Em primeiro lugar, é necessário destacar que esse sonho de um Brasil perfeito está distante do Brasil real, visto que a má logística das finança leva o país de encontro a essa concepção idealizada por Quaresma. Isso porque, mediante à baixa atuação dos setores governamentais, o cidadão fica à mercê da própria sorte. Segundo a UNESCO, qualquer país só evoluirá quando houver políticas públicas eficazes para os problemas sociais. Portanto, o legado de negligência e ignorância frente à administração incorreta de bens pessoais persiste e impede que o Brasil prospere rumo ao desenvolvimento social pleno.

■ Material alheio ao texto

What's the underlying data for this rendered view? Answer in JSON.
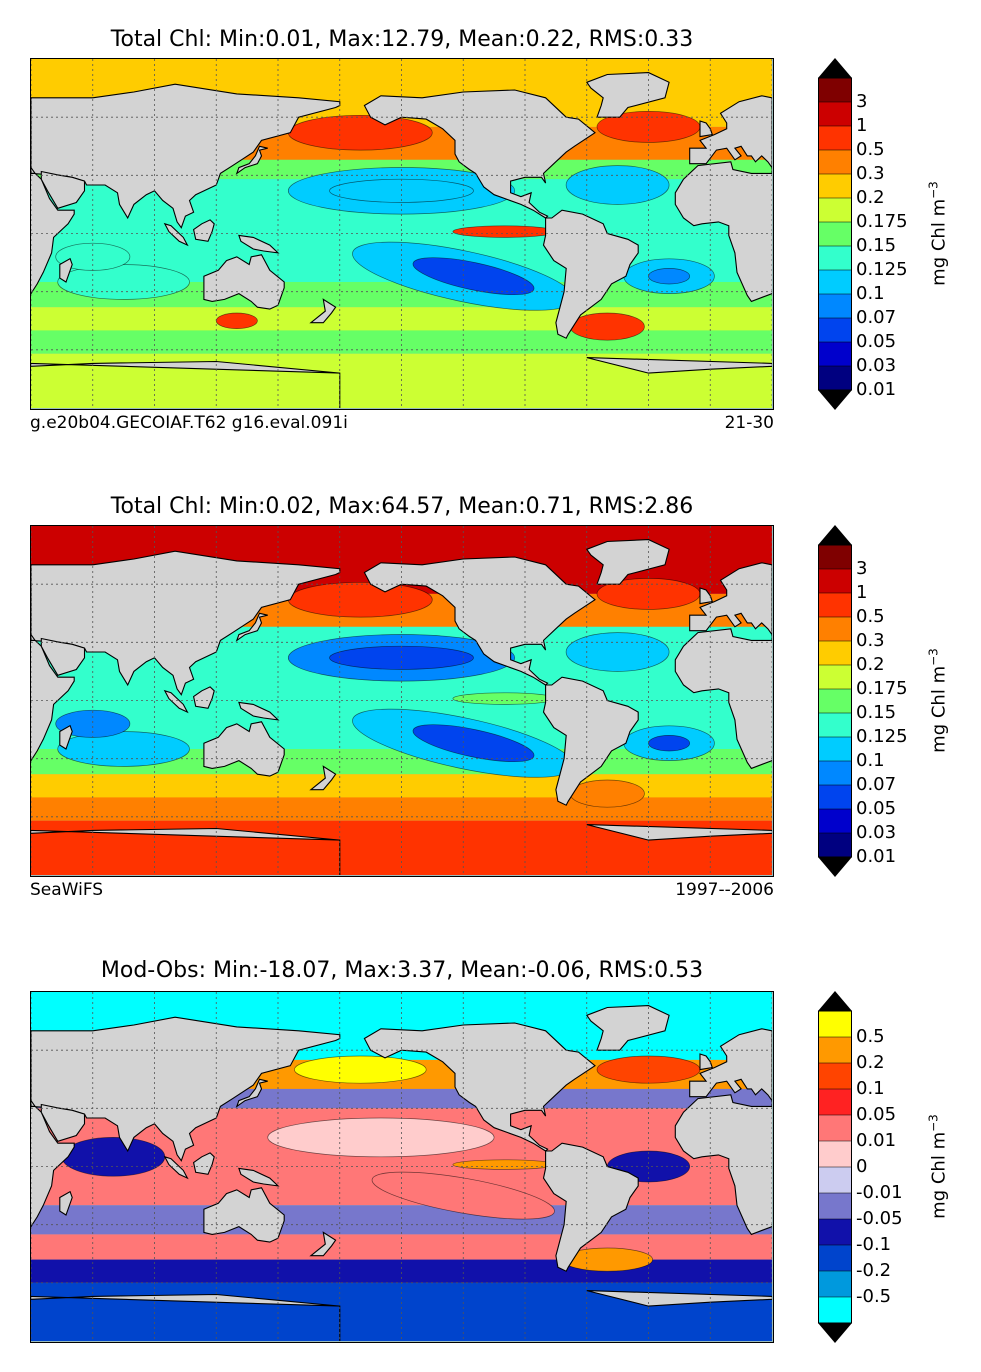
{
  "chart_data": [
    {
      "type": "heatmap",
      "title": "Total Chl: Min:0.01, Max:12.79, Mean:0.22, RMS:0.33",
      "footer_left": "g.e20b04.GECOIAF.T62 g16.eval.091i",
      "footer_right": "21-30",
      "colorbar": {
        "label": "mg Chl m",
        "exponent": "−3",
        "ticks": [
          "3",
          "1",
          "0.5",
          "0.3",
          "0.2",
          "0.175",
          "0.15",
          "0.125",
          "0.1",
          "0.07",
          "0.05",
          "0.03",
          "0.01"
        ],
        "colors": [
          "#000000",
          "#7f0000",
          "#cc0000",
          "#ff3300",
          "#ff8000",
          "#ffcc00",
          "#ccff33",
          "#66ff66",
          "#33ffcc",
          "#00ccff",
          "#0088ff",
          "#0044ee",
          "#0000cc",
          "#000080",
          "#000000"
        ],
        "extend": "both"
      }
    },
    {
      "type": "heatmap",
      "title": "Total Chl: Min:0.02, Max:64.57, Mean:0.71, RMS:2.86",
      "footer_left": "SeaWiFS",
      "footer_right": "1997--2006",
      "colorbar": {
        "label": "mg Chl m",
        "exponent": "−3",
        "ticks": [
          "3",
          "1",
          "0.5",
          "0.3",
          "0.2",
          "0.175",
          "0.15",
          "0.125",
          "0.1",
          "0.07",
          "0.05",
          "0.03",
          "0.01"
        ],
        "colors": [
          "#000000",
          "#7f0000",
          "#cc0000",
          "#ff3300",
          "#ff8000",
          "#ffcc00",
          "#ccff33",
          "#66ff66",
          "#33ffcc",
          "#00ccff",
          "#0088ff",
          "#0044ee",
          "#0000cc",
          "#000080",
          "#000000"
        ],
        "extend": "both"
      }
    },
    {
      "type": "heatmap",
      "title": "Mod-Obs: Min:-18.07, Max:3.37, Mean:-0.06, RMS:0.53",
      "footer_left": "",
      "footer_right": "",
      "colorbar": {
        "label": "mg Chl m",
        "exponent": "−3",
        "ticks": [
          "0.5",
          "0.2",
          "0.1",
          "0.05",
          "0.01",
          "0",
          "-0.01",
          "-0.05",
          "-0.1",
          "-0.2",
          "-0.5"
        ],
        "colors": [
          "#000000",
          "#ffff00",
          "#ff9900",
          "#ff4400",
          "#ff2222",
          "#ff7777",
          "#ffcccc",
          "#ccccf0",
          "#7777cc",
          "#1111aa",
          "#0044cc",
          "#0099dd",
          "#00ffff",
          "#000000"
        ],
        "extend": "both"
      }
    }
  ]
}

Em segundo lugar, é importante pontuar que o consumo desmoderado corrobora de forma intensiva para o entrave. Isso pelo fato do consumo ser um sinônimo de felicidade e bem-estar, e até mesmo de prestígio e de status. Dessa forma, verifica-se que de acordo com o economista William Henry, “o fim material de toda a actividade humana é o consumo”. Por esse motivo, é necessário que medidas imediatas sejam tomadas para que a sociedade de modo geral possa se consciencializar.
Portanto, faz-se necessário uma intervenção pontual no problema. Assim especialistas no assunto, com o apoio de órgãos também especializadas, devem desenvolver ações que revertam a má influência midiática sobre a educação financeira. Tais ações devem ocorrer nas redes sociais, por meio da produção de vídeos que alertam sobre as reais condições da questão, comparando o tratamento que a mídia dá com relatos de pessoas que de fato vivenciam o vício. É possível, também, criar uma “hashtag”, afim de conscientizar a população sobre as consequências que determinados canais de comunicação dão ao assunto. Talvez, assim, seja possível construir um país de que Policarpe pudesse se orgulhar.